Sharmarket on the Rise

Since the New Zealand tour in early 2014, Ishant has managed to operate with more discipline & venom

COLOMBO: Ishant Sharma, the footballer, is a strange blend of athleticism and wrong-footedness. He meticulously runs behind the ball, but when he finally gets the ball — more a case of the ball finding him than the other way around — he undoes all the effort with a clumsy first touch, or Higuains the ball over everyone else, triggering banter among his teammates. He then stoically goes to retrieve the ball, but is nutmegged without the slightest difficulty. But Ishant keeps running, and running, sometimes screeching instructions to his teammates, his enthusiasm unstained by continuous failings.

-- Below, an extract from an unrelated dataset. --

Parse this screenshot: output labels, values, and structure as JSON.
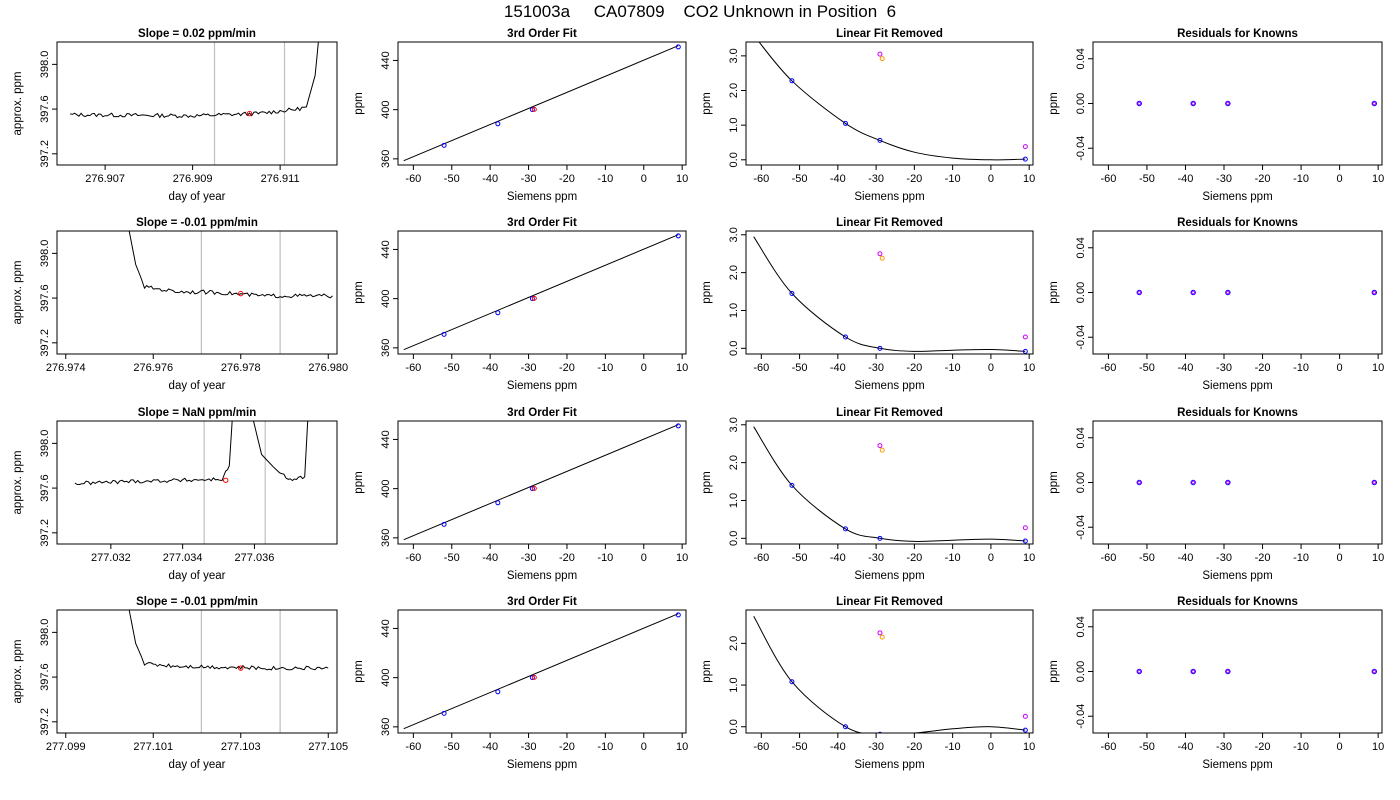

There was a time this stood symbolic of his career too — endowed with most requisites a fast bowler could ever dream of, with a diligent work ethic and unsullied motivation to boot, but somehow lost in transition and made a mockery of by all and sundry. He seemed to be forever on study tour, but never graduating into the well-rounded strike bowler he was destined to be, and later the leader of a young pack, his glorified talents only manifesting in sporadic bursts than sustained spells. Thus was formed the crude myth of Ishant — the gifted bowler with lack of growth. His stats didn’t repudiate it either — 192 wickets at 37.58 wickets in 64 Tests. Among specialist bowlers with 50-plus Test caps, he is just behind former England off-spinner John Emburey and West Indies quick Fidel Edwards, with regard to the worst averages. Even if you weave in part-timers in the list, he is on an unflattering 12th.

A cursory glance at his bowling numbers would amply testify his wild career-swings — the proclivity to follow up an inspiring performance with a disjointed one, like a rookie. His supporters crooned he was wretchedly unlucky. His detractors mocked at his tendency to suddenly go invisible.

But since the New Zealand tour, he has given more assured evidence of morphing into a trustable strike bowler. His numbers (48 wickets at 36.35 in 13 matches) don’t exactly reveal the kind of menace he has demonstrated of late. Of course, there have been the occasional let-ups and the old wavering Ishant surfacing again, but by and large, he has not only been the most hostile of India’s fast bowlers in the span, but also the most consistent among them. And the lucklesness attributed to him wasn’t a cover-up excuse.

Like he has been in Sri Lanka. Both in Galle and Colombo, he has doubtlessly bowled with pace, aggression and hostility — bringing to the crease his own tunes of chin music, chest music, elbow music, bat-handle music and various other forms of unwanted music. He might not be getting the wickets like a strike bowler, but he’s certainly bowling like one.

His spell in the second session on the third day of the second Test was one of the turning points of the match. He bowled a tireless six-over spell with the second new ball, in which he dismissed Lahiru Thirimanne to halt a dangerous 127-run partnership from assuming monstrous, momentum-altering proportions. He then stung Chandimal on his helmet, before eventually dismissing him, triggering a collapse that turned out to be decisive. “Ishant’s effort in the heat — that spell set the game up for us,” praised leg-spinner Amit Mishra, who ran through the lower order.

That said, he has not been all bling and bluster. He has shown considerable application to vary his length. Thirimanne, in the aforementioned instance, was set up by a spate of short-of-length stock balls, before he pitched one fuller, drawing him into the drive. Hitherto, he was playing on the back-foot.

In the second innings, Ishant was playing the perfect foil to Ravichandran Ashwin, tying an end up, not with defensive lines but with attacking intent. “I’m happy to see the bowlers playing their roles. If you look at Ishant, he was in no rush to take wickets,” said skipper Virat Kohli. 

As opposed to his footballing skills, Ishant is metamorphosing into a nuanced operator. Thank Lord, he doesn’t play football, for the sake of both sports.